Fortunately in the end, the match made in Austen happens, just like it should in any fairytale. This is of course exactly the same ending as in every other Austen novel.

He was my epiphany…well assuming the definition of epiphany includes a new question. What if the popularity of Austen these days is simply a longing for a day when the importance of marriage was indeed a truth universally acknowledged?

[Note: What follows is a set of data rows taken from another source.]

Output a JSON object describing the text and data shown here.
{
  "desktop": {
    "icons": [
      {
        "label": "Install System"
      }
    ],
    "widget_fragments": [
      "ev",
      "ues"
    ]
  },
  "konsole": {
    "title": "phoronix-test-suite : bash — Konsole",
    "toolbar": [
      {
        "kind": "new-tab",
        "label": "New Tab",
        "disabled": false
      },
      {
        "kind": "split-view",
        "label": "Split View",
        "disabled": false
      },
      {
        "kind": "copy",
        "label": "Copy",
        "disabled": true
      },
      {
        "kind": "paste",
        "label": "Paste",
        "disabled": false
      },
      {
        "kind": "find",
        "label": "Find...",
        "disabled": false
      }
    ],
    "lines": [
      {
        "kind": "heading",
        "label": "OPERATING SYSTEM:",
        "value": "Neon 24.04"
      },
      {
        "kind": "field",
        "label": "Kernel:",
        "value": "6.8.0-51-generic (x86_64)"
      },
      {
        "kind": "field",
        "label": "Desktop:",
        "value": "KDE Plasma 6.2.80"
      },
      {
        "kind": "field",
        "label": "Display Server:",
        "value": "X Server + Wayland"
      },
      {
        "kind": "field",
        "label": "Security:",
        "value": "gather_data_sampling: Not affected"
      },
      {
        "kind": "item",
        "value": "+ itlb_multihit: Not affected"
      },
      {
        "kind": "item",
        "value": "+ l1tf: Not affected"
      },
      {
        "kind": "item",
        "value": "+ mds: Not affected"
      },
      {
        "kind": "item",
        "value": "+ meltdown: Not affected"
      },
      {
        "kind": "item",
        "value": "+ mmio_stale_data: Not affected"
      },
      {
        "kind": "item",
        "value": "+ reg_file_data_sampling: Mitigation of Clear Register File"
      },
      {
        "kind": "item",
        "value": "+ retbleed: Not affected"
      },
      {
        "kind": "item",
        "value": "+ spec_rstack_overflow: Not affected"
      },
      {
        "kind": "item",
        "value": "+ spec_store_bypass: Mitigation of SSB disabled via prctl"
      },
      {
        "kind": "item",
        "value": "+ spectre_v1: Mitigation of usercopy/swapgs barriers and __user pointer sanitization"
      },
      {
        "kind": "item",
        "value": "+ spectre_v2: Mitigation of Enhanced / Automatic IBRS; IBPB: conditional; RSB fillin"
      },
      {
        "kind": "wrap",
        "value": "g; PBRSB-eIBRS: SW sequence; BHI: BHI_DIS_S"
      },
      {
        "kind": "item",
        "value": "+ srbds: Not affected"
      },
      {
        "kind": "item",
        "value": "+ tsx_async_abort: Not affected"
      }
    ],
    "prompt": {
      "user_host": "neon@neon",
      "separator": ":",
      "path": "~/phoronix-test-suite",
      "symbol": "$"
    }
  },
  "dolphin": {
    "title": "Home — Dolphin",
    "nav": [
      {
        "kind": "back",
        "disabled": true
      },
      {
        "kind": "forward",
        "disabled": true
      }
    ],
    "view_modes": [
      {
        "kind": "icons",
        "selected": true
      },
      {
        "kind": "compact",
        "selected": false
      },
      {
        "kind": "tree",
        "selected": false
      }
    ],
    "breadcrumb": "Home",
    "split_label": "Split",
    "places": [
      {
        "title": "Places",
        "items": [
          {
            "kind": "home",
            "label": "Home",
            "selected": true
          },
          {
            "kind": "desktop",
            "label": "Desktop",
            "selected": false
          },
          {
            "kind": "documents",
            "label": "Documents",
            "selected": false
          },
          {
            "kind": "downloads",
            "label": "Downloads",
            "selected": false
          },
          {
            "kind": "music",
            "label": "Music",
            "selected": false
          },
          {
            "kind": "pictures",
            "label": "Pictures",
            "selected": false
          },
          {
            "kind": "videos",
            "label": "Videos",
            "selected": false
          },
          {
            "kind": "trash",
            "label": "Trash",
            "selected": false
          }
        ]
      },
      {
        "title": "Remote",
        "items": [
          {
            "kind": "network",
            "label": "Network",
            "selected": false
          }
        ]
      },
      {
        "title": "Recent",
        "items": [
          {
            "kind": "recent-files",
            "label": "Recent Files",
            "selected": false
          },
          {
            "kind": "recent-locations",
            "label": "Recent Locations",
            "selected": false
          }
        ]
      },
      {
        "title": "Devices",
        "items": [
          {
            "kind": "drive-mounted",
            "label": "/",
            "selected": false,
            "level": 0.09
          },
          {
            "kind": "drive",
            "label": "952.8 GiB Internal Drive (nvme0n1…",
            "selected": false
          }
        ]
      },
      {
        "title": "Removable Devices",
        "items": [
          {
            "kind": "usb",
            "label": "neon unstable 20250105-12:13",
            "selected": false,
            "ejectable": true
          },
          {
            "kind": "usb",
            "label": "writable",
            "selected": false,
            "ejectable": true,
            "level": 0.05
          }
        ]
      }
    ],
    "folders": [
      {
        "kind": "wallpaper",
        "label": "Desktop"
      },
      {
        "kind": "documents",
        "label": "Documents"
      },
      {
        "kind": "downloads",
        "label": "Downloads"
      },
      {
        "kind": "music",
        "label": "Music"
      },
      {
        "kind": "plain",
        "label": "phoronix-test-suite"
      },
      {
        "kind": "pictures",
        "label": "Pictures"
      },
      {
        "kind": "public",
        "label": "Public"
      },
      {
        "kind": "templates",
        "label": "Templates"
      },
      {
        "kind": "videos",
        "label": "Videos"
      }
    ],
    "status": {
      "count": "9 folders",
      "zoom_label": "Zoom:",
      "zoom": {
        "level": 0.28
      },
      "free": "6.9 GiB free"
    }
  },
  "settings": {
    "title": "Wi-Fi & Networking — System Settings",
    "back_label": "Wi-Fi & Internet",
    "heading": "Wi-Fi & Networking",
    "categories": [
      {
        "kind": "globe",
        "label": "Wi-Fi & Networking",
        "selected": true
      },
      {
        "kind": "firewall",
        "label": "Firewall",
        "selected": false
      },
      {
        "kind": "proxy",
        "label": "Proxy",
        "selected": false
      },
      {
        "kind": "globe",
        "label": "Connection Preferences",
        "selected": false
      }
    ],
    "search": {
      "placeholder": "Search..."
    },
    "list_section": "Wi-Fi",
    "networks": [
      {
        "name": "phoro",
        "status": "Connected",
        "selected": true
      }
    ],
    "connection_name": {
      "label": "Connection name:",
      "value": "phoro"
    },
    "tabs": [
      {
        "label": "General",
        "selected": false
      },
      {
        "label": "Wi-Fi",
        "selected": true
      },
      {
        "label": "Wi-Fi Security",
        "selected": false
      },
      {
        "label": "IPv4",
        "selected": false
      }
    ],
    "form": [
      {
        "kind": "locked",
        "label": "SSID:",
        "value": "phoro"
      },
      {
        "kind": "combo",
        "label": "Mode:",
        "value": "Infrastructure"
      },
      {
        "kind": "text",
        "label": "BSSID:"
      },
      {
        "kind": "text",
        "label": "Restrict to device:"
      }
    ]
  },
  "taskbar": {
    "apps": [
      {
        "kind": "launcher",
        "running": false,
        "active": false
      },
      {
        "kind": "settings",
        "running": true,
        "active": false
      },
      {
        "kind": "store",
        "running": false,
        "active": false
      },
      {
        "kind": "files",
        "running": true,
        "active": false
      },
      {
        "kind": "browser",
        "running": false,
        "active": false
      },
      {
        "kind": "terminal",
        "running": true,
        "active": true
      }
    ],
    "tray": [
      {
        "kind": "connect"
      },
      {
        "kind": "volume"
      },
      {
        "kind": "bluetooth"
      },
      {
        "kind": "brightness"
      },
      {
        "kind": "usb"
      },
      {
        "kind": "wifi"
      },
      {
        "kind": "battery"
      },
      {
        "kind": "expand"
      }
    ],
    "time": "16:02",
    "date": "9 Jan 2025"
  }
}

Talking with college students about marriage is a curious thing. Most of my students do indeed want to get married, but they know better than to say that in public. On a college campus, marriage is, of course, a heteronormative institution reinforcing the patriarchy. Students know that the only goals they can discuss in public are their career plans. If a student were to say “You know…getting married and having kids is actually going to be a greater source of happiness in my life than my career will be,” I am pretty sure the sky would fall.

Even in private when a student talks about marriage the preferred form is universal: “First, I need to establish my career. Then I can marry someone and have kids.” When I ask the optimal age to get married, the answer is almost always “27 or 28.” It’s like they are all in the same social circle.

Then, when I ask how they are going to meet the person they want to marry when they are 27 or 28, there is an instant look of terror. No idea. If I ask what makes a good marriage, again no idea. We have an entire generation which has never contemplated the nature of love and marriage. We talk all the time about careers, and nothing about marriage.

As one of my insightful students recently remarked:

There are no cultural or societal models to explain how couples should structure expectations into their relationships. The old model that has the man that goes to work and is the head of the household and the woman as the person who watches the children, cleans and largely follows the man’s lead is something most people reject. Heterosexual couples especially struggle because they feel compelled by both traditional dynamics but also feel the need to reject them because they do not work today and leave most people unhappy. However, there is no new model for people to use so most couples fail because they cannot figure it out. No one teaches you in any part of your life how to structure a long term relationship or how to gain fulfillment from a marriage. We are just kind of expected to figure it out.

Now this student is every bit as clever and poised as Jane Bennet, but it is inconceivable that Jane would ever say something like that. Everyone in an Austen novel knows what marriage is and they all spend an enormous amount of time dreaming about and planning their married lives.

What happens when an entire generation grows up having absolutely no idea how to think about marriage? One thing that seems to happen is a fascination with Austen (and, truth be told, the Brontes). I am beginning to suspect that there is an inchoate yearning for a society in which marriage is not treated as that thing you might do when you are old, but rather that thing you desire when you are young. Few of my students will agree with that statement…in public.